(1966)4.5Wheeler Winston DixonIn 1966, Jean-Luc Godard was at his peak as a filmmaker, and to accommodate the producers who were seeking to back his then-commercially successful work, he undertook a strange task; he decided to make two films at the same time, partly to prove he could do it, and partly to keep up with audience demand for his films. One of the films was Two or Three Things I Know About Her, a delectable meditation on Marxism, consumer culture, the Vietnam War, sexual politics, and gender roles, all photographed in sumptuous color, and ending with famous shot of a variety of household consumer products neatly arranged on the lawn of a suburban home. As with most of the best of Godard, the film is an essay rather than a narrative; there is a semblance of a plot, involving Marina Vlady's descent into prostitution to pay the household bills behind her husband's back, but this is merely a pretext for an extended examination of contemporary Parisian life, which Godard finds arid, soul-crushing, and stupefyingly empty. The most famous scene is undoubtedly the "cosmos in a coffee cup" sequence, in which Godard's camera stares intently at a cup of coffee as cream swirls around in it, cutting closer and closer to the steaming broth, as philosophical dialogue fills the soundtrack.
Godard demands much of his audience, but he gives much in return; it is some measure of how "dumbed down" we have become as a culture, even in contemporary European cinema, that films like Two or Three Things I Know About Her, once highly commercial propositions, now seem absolutely incomprehensible to most viewers. It's sad, too, because the film is absolutely gorgeous, and Godard has kept up the fight with his more recent films, such as the superb Notre Musique (2004), which deals with the events in Sarajevo in much the same fashion. But this being the 21st century, in which people have been brought up solely on popcorn entertainment, Notre Musique never made it out of a few major U.S. cities as a theatrical feature; happily, it is available on DVD. Two or Three Things I Know About Her has not, as of this writing, been distributed on DVD in the U.S., but only on VHS, although this may change in the future. And the other feature that Godard was shooting at the same time he was making Two or Three Things I Know About Her? That would be the long-suppressed Made in USA (1996), a brilliant and cerebral crime thriller nominally based on a novel by Donald E. Westlake, which Godard neglected to secure the rights to before filming. That film has just been released on European DVD only, the rights issues having apparently been resolved, at least for the moment. Both films are remarkable, individual, sensual, and utterly personal cinematic visions. The world of cinema seems divided into two camps: those who admire Godard intensely and those who feel that his philosophical tracts are both inaccessible and boring. The second group, who don't understand or appreciate his work, are precisely the ones who need to see it the most. Godard's films are a tonic for the senses in an age of hyper-commerciality -- an era he predicted in this prescient film and other works from this period in his long and still evolving career.
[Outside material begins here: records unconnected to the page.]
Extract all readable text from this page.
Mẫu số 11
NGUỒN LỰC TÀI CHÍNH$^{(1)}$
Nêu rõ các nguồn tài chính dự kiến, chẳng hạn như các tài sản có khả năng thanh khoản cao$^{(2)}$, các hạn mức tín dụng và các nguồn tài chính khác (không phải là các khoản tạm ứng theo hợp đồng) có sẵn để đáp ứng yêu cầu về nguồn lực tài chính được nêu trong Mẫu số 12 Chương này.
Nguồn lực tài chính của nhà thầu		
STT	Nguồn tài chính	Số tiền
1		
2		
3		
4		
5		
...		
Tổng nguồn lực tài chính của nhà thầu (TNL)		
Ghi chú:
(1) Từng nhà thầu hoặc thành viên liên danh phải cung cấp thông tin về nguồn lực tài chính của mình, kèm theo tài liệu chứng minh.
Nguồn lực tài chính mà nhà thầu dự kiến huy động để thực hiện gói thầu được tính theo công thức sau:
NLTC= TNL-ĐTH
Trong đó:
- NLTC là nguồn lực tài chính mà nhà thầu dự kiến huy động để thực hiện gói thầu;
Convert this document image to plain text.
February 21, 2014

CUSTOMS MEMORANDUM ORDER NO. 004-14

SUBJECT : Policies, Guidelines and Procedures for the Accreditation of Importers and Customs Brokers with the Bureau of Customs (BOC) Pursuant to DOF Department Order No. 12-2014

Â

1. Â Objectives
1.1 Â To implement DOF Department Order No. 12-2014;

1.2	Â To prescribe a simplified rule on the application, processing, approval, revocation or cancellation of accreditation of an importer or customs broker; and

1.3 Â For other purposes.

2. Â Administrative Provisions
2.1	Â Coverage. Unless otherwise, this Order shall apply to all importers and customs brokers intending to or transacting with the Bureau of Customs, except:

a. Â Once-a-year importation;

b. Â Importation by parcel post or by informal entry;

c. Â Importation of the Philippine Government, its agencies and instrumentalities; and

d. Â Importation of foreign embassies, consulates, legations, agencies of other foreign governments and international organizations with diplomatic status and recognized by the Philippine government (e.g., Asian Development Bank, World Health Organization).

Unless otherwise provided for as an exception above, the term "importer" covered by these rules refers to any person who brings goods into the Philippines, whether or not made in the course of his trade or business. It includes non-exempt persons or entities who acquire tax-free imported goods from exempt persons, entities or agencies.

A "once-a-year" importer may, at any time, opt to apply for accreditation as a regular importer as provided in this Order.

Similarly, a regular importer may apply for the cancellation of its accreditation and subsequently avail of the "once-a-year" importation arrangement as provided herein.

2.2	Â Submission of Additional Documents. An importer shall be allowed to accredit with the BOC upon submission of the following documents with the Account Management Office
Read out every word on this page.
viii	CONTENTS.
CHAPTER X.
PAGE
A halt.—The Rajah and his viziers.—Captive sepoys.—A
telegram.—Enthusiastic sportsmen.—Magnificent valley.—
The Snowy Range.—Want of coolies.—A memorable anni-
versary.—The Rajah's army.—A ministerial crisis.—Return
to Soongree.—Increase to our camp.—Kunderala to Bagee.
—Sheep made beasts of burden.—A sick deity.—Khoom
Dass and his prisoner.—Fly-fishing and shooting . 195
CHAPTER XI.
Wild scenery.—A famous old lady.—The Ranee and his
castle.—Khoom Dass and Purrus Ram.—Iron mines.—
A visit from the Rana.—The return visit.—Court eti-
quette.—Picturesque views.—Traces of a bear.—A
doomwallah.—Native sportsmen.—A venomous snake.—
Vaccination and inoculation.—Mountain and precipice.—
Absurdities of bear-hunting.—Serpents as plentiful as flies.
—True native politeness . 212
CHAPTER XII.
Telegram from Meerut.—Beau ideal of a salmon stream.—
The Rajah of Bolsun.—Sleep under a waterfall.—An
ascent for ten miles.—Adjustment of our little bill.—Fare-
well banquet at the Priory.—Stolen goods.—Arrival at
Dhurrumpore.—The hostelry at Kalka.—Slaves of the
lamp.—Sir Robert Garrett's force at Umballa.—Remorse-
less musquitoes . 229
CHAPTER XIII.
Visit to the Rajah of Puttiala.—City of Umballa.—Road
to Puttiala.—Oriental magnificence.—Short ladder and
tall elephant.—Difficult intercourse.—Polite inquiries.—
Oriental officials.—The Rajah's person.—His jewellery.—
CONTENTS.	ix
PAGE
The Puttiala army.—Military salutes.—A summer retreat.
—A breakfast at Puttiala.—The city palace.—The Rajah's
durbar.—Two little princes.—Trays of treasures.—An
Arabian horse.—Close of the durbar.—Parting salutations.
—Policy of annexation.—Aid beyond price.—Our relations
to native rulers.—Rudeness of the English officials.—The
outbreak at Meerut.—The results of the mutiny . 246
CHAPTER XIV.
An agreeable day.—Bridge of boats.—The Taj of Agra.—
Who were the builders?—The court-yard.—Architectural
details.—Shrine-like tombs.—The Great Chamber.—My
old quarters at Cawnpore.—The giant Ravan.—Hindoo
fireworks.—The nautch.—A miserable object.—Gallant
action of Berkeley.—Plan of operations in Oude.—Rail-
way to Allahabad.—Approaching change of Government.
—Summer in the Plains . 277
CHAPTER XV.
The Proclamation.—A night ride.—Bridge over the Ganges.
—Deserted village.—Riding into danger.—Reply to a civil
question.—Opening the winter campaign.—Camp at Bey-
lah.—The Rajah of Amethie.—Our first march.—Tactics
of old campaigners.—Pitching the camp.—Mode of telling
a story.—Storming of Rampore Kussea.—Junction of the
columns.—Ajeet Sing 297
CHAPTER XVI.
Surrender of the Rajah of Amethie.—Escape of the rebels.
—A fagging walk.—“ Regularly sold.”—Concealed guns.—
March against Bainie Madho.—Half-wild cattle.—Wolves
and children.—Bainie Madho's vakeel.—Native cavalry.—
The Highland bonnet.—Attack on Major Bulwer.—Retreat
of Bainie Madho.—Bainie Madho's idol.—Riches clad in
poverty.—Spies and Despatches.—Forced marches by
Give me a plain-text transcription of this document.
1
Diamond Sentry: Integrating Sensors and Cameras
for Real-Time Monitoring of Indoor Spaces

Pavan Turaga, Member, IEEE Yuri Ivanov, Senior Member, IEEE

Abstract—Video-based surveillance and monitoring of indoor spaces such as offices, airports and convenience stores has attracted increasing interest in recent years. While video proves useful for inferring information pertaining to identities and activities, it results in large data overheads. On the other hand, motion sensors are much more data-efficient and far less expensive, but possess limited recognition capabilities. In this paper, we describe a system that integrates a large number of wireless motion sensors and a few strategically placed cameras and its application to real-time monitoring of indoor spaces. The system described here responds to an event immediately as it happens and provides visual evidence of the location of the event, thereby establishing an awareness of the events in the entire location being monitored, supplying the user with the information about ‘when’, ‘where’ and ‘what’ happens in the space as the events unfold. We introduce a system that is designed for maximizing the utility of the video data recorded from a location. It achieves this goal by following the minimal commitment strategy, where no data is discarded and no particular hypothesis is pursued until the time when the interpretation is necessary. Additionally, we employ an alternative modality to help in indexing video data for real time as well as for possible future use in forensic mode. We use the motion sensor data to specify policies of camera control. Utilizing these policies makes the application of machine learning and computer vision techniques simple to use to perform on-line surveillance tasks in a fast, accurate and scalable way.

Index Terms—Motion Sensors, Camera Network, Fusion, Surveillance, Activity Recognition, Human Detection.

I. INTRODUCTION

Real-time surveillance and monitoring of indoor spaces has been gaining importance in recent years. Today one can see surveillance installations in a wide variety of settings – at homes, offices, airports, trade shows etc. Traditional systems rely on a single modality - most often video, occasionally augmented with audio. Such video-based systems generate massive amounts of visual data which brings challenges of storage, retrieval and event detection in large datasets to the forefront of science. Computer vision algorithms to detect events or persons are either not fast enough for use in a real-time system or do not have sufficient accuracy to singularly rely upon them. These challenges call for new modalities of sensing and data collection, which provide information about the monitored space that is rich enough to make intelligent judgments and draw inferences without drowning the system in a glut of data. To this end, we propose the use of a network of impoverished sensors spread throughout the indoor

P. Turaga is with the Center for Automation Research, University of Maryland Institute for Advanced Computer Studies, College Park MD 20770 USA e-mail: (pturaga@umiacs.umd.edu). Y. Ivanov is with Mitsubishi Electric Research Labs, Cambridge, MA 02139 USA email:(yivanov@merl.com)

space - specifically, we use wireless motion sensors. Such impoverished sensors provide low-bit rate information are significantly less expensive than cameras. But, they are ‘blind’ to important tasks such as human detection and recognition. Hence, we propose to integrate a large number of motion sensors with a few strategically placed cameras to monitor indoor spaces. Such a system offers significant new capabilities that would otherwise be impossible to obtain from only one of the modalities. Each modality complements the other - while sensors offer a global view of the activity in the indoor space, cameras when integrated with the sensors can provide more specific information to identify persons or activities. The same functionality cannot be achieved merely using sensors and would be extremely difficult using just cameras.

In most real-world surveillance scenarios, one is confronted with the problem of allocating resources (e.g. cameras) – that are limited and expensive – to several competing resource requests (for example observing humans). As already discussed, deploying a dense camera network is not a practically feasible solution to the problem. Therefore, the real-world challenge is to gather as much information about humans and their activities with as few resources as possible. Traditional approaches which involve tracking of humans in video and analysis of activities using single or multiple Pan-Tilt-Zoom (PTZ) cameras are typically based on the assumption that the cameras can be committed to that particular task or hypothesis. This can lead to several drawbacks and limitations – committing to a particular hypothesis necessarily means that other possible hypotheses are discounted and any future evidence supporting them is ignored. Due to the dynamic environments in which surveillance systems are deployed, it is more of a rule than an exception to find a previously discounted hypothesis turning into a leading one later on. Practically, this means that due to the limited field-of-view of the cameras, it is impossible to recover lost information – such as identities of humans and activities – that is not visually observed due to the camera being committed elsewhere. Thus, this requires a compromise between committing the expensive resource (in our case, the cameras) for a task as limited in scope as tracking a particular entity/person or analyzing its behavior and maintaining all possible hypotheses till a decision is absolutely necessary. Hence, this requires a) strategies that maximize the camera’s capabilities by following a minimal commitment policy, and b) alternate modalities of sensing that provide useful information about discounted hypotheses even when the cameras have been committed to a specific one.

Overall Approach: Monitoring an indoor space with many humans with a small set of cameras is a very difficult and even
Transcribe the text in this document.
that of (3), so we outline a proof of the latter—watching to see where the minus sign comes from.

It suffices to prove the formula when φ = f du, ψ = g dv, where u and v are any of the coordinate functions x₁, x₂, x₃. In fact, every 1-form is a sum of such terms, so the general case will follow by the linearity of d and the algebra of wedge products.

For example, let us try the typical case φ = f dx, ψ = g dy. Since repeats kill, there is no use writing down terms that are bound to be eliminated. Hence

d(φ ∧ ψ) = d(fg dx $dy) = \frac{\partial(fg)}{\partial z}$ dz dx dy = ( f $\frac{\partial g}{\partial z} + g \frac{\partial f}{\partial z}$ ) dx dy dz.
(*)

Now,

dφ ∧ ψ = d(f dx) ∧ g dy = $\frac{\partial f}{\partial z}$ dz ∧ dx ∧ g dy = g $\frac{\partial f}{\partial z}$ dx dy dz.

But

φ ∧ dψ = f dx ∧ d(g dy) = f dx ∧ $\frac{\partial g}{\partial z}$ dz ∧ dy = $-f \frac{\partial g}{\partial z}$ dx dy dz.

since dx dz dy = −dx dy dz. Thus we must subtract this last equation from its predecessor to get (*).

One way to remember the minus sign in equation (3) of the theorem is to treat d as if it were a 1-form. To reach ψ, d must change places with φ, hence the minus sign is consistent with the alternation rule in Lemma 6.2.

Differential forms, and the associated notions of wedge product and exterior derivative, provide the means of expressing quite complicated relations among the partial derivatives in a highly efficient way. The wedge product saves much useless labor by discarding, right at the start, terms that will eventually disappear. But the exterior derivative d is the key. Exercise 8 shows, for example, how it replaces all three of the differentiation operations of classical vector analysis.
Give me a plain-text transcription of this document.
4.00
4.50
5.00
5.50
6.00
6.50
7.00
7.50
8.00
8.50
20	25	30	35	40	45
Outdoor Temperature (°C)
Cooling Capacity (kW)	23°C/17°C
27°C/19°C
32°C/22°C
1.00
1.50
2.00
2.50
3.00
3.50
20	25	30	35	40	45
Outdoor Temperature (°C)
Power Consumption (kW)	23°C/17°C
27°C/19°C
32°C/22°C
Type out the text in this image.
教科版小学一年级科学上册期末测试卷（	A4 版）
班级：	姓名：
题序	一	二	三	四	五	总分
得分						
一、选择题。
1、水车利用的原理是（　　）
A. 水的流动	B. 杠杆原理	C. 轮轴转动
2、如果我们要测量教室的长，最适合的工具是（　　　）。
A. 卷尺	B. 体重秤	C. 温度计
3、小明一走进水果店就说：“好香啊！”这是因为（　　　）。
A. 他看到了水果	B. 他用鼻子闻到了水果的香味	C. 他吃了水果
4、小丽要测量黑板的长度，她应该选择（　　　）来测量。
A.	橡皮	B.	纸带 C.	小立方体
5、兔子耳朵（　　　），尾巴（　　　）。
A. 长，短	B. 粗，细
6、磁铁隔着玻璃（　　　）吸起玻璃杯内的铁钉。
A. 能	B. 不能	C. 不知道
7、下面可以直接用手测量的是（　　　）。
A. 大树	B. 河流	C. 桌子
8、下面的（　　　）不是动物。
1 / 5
The feminine pronoun in the title of this film from Jean-Luc Godard refers to both a French housewife and the city of Paris, as each are changed in fundamental ways by the growth of consumer culture in Europe. Juliette Janson (Marina Vlady) lives with her husband and two children in a high-rise apartment block in Paris. Juliette and her family used to live in a working class community on the outskirts of town, but they've been drawn into the city in search of a higher standard of living, reflected in their new home and their desire for more of the latest consumer goods. Juliette's husband can barely support the household on his salary, so she taken to working as a prostitute without his knowledge to help pay the bills. Deux ou Trois Choses Que Je Sais d'Elle (aka 2 or 3 Things I Know About Her) follows Juliette over the course of a seemingly ordinary day as she looks after the kids, takes care of her husband and plies her trade when she has the chance. Shot simultaneously with Made In U.S.A., 2 or 3 Things I Know About Her found Godard moving away from his fascination with American genre cinema while exploring radical politics and alternatives to conventional narrative frameworks; it proved to be one of his last films to reach a large audience in theaters.